A Genève comme partout en Suisse, les incubateurs et autres accélérateurs de start-up se multiplient. Souvent au centre-ville et sans l’aide de l’Etat. Quelles sont les raisons qui expliquent un tel succès?

Les incubateurs ou accélérateurs de start-up, ces lieux censés offrir aux jeunes talents toutes les facilités pour mener à bien leur projet d’entreprise, se multiplient en Suisse romande. Rien qu’à Genève, ils sont trois à avoir vu le jour ces derniers mois. Début 2015, c’est Seedspace qui a ouvert ses portes dans une maison de maître aux portes de Genève. Cet été, l’Impact Hub Geneva, destiné aux start-up avec un impact social et environnemental, a été inauguré à deux pas de la gare Cornavin. Le 5 octobre, c’est Fusion – un programme d’aide au développement destiné aux start-up actives dans les technologies financières («fintech») – qui a été lancé et qui devrait s’installer bientôt dans le quartier de la Praille.

L’innovation n’est plus l’apanage des seuls grands groupes industriels depuis longtemps. Chacun sait, depuis l’avènement de Microsoft, que le monde de demain se construit autant dans les vieux garages que dans les laboratoires. Antoine Verdon, un entrepreneur lausannois installé à Zurich et très actif dans les nouvelles technologies, y voit plusieurs explications. D’abord, les grandes entreprises ont plus de mal à innover, explique-t-il. «Cela est dû au poids de l’administration, aux exigences réglementaires et au temps consacré à la gestion des affaires courantes. Tout cela rend la prise de risque toujours plus délicate. Du coup, elles ont tendance à externaliser le processus d’innovation pour en racheter le produit, et l’intégrer à leur portefeuille, une fois qu’il a été mis au point par d’autres acteurs.» Une tendance éprouvée dans la pharma, où la majorité des nouveaux médicaments viennent aujourd’hui de petits laboratoires.

Label de qualité

Deuxième facteur selon Antoine Verdon: le développement de grands programmes d’accélération de start-up aux Etats-Unis, tels que Y Combinator ou Techstars. Ces programmes ont permis de créer des produits qui correspondent davantage aux attentes des investisseurs.
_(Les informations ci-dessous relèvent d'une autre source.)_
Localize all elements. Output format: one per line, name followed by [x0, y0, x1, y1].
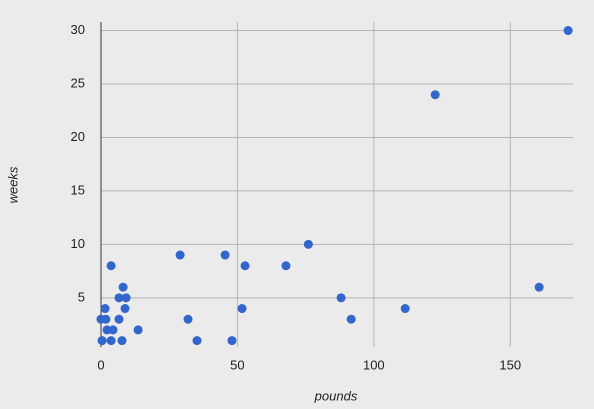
point [430, 90, 440, 100]
y-tick-label: 30 [71, 22, 85, 37]
point [175, 250, 185, 260]
x-tick-label: 0 [97, 357, 104, 372]
x-tick-label: 50 [230, 357, 244, 372]
y-tick-label: 25 [71, 75, 85, 90]
point [114, 293, 124, 303]
point [227, 336, 237, 346]
point [534, 282, 544, 292]
point [118, 282, 128, 292]
point [133, 325, 143, 335]
x-axis-title: pounds [314, 388, 358, 403]
point [97, 336, 107, 346]
point [237, 304, 247, 314]
y-axis-title: weeks [5, 166, 20, 203]
point [563, 26, 573, 36]
point [106, 336, 116, 346]
point [220, 250, 230, 260]
y-tick-label: 20 [71, 129, 85, 144]
y-tick-label: 15 [71, 182, 85, 197]
y-tick-label: 5 [78, 289, 85, 304]
x-tick-label: 150 [499, 357, 521, 372]
point [281, 261, 291, 271]
point [240, 261, 250, 271]
point [100, 304, 110, 314]
point [106, 261, 116, 271]
point [120, 304, 130, 314]
point [192, 336, 202, 346]
point [102, 325, 112, 335]
y-tick-label: 10 [71, 236, 85, 251]
point [101, 314, 111, 324]
x-tick-label: 100 [363, 357, 385, 372]
point [346, 314, 356, 324]
point [114, 314, 124, 324]
point [183, 314, 193, 324]
point [400, 304, 410, 314]
point [303, 239, 313, 249]
point [336, 293, 346, 303]
point [121, 293, 131, 303]
point [117, 336, 127, 346]
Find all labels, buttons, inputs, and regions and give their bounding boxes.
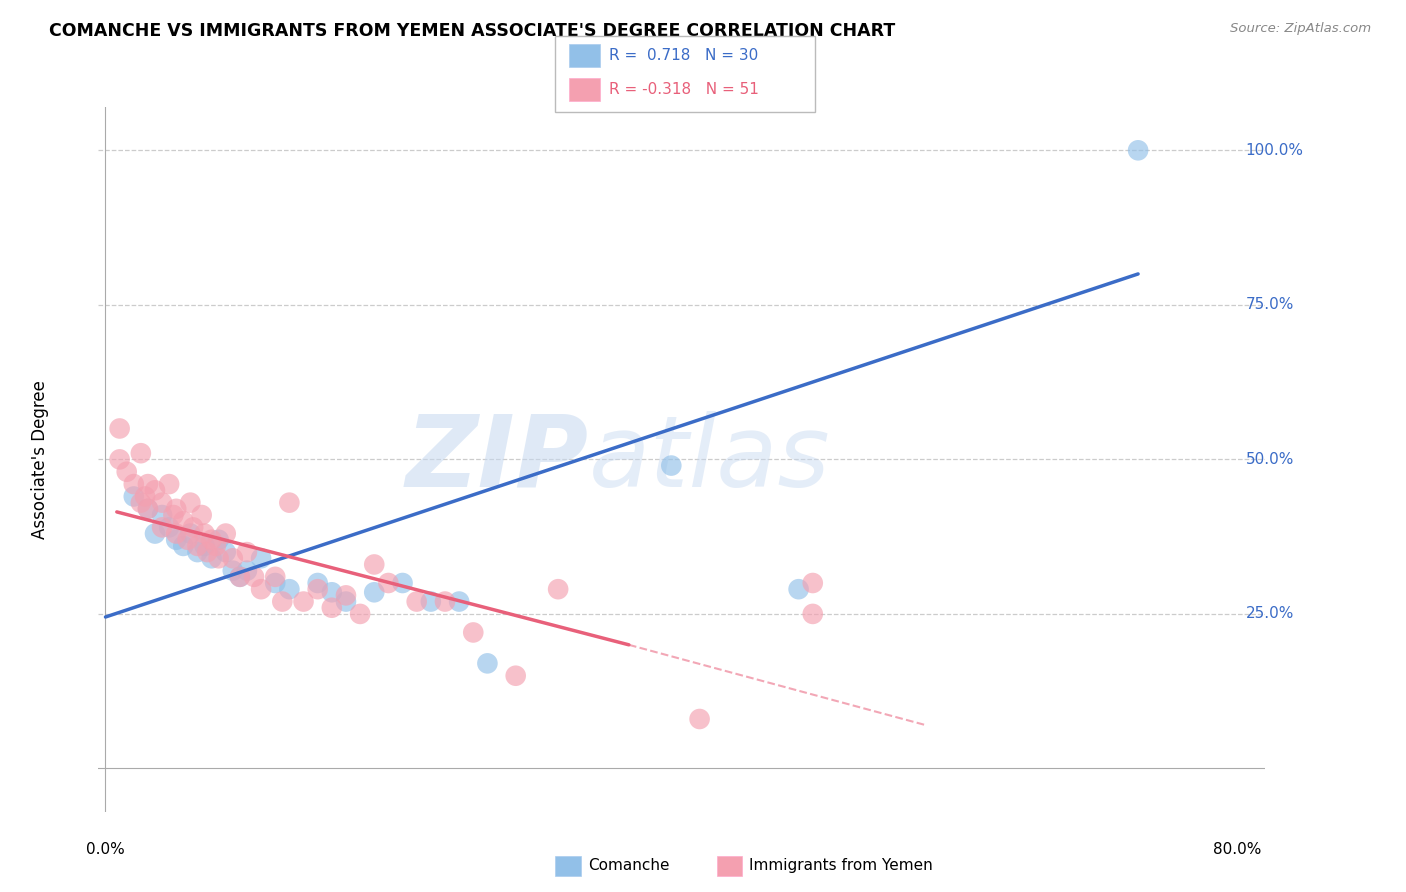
Point [321, 600, 343, 615]
Point [787, 582, 810, 597]
Point [172, 514, 194, 528]
Point [165, 526, 187, 541]
Point [195, 545, 218, 559]
Point [108, 421, 131, 435]
Point [243, 570, 266, 584]
Point [200, 551, 222, 566]
Point [162, 508, 184, 522]
Point [547, 582, 569, 597]
Point [215, 526, 238, 541]
Text: 100.0%: 100.0% [1246, 143, 1303, 158]
Text: Comanche: Comanche [588, 858, 669, 872]
Point [129, 446, 152, 460]
Point [193, 526, 215, 541]
Point [186, 545, 208, 559]
Point [150, 496, 173, 510]
Point [405, 594, 427, 608]
Point [250, 551, 273, 566]
Point [377, 576, 399, 591]
Point [264, 576, 287, 591]
Text: Associate's Degree: Associate's Degree [31, 380, 49, 539]
Point [165, 533, 187, 547]
Text: 50.0%: 50.0% [1246, 452, 1294, 467]
Point [134, 490, 156, 504]
Point [129, 496, 152, 510]
Point [136, 477, 159, 491]
Point [236, 564, 259, 578]
Point [278, 496, 301, 510]
Point [229, 570, 252, 584]
Point [136, 501, 159, 516]
Point [229, 570, 252, 584]
Point [307, 576, 329, 591]
Point [193, 539, 215, 553]
Point [179, 526, 201, 541]
Point [433, 594, 456, 608]
Point [363, 585, 385, 599]
Point [122, 477, 145, 491]
Point [115, 465, 138, 479]
Text: Source: ZipAtlas.com: Source: ZipAtlas.com [1230, 22, 1371, 36]
Point [264, 570, 287, 584]
Point [208, 533, 231, 547]
Point [250, 582, 273, 597]
Point [150, 508, 173, 522]
Point [236, 545, 259, 559]
Point [108, 452, 131, 467]
Point [463, 625, 485, 640]
Text: 0.0%: 0.0% [86, 842, 125, 857]
Point [659, 458, 682, 473]
Text: COMANCHE VS IMMIGRANTS FROM YEMEN ASSOCIATE'S DEGREE CORRELATION CHART: COMANCHE VS IMMIGRANTS FROM YEMEN ASSOCI… [49, 22, 896, 40]
Point [292, 594, 315, 608]
Point [1126, 144, 1149, 158]
Point [335, 588, 357, 602]
Point [449, 594, 471, 608]
Point [190, 508, 212, 522]
Point [157, 520, 180, 534]
Point [335, 594, 357, 608]
Point [200, 533, 222, 547]
Point [363, 558, 385, 572]
Point [278, 582, 301, 597]
Point [477, 657, 499, 671]
Point [176, 533, 198, 547]
Point [222, 551, 245, 566]
Text: 75.0%: 75.0% [1246, 297, 1294, 312]
Point [205, 539, 228, 553]
Point [122, 490, 145, 504]
Point [136, 501, 159, 516]
Point [349, 607, 371, 621]
Text: R = -0.318   N = 51: R = -0.318 N = 51 [609, 82, 759, 96]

Surtout, précise-t-il, le label qu’ils leur confèrent, véritable gage de qualité, permet aux start-up d’obtenir des financements plus facilement.
Reste que les incubateurs en Suisse, à l’image du parc d’innovation de l’EPFL, étaient généralement la chasse gardée des grandes écoles et du secteur public. Or, et même si des projets publics existent encore – le Swiss Innovation Park devrait ainsi bientôt ouvrir ses portes à Dübendorf –, c’est de moins en moins le cas. «Bénéficier de bureaux mis à disposition par l’Etat ne suffit plus, souligne Antoine Verdon. Et pouvoir compter sur le secteur privé, que ce soit financièrement ou en termes de connaissances, est souvent un avantage lorsque l’on se lance dans le monde des affaires.»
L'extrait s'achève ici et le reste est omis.